Columbia University is a private Ivy League university located in exciting New York City, New York. Originally settled on Park Place, the institution has migrated to Forty-ninth street and Madison Avenue and now resides at its current location at Morningside Heights on 116th Street and Broadway. The university encompasses six blocks of New York City, roughly thirty-two acres and houses about twenty-eight thousand students. The school was initially named King’s College when founded in 1754 by royal charter of King George II of England. After the Revolutionary War, the name was changed to Columbia College and has expanded to Columbia University. Columbia University is the oldest university in the state of New York and the fifth oldest in the nation.
Columbia University
Columbia University has twenty-one different schools ranging from architecture to journalism. Undergraduate students must follow the Core Curriculum, a set of common courses deemed the necessary general education for students, regardless of  major. The classes include Contemporary Civilization, Literature Humanities, University Writing, Art Humanities, Music Humanities, and Frontiers of Science. Home of the Lions, Columbia participates in the NCAA Division I league in twenty-nine varisty sports.

If given the opportunity to study at Columbia University for college, I would be most interested in the Fu Foundation School of Engineering and Applied Science. Building has always fascinated me, even as a child, so engineering seemed the perfect choice as my intended major. Columbia ranks as the fifteenth best engineering school in the nation. The university offers civil engineering, a major dealing with the planning, design, construction, and maintenance of structures and the infrastructure. The construction of essential foundations in society, such as bridges, highways, and power plants, are headed by civil engineers.

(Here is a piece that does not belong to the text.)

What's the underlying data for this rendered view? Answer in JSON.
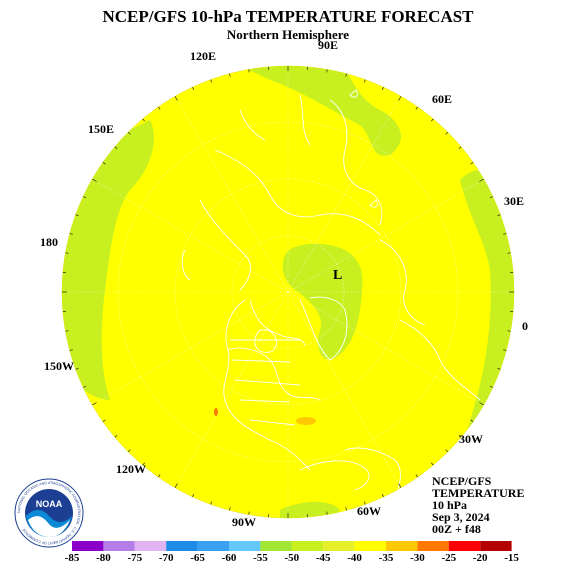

Prisdent Obama, a Columbia Alumni
With an acceptance rate of about six percent for undergraduate studies, it’s no wonder to the great minds that have left Columbia University. Notable alumni include nine Chief Justices on Supreme Court and twenty-nine heads of state, three of which were U.S. presidents. Great minds such as Alexander Hamilton to Amelia Earhart have attended this prestigious university. By Nobel count, seventeen prizes have been awarded to Columbia alumni. Two Nobel Peace Prizes have been bestowed to President Theodore Roosevelt and President Barack Obama.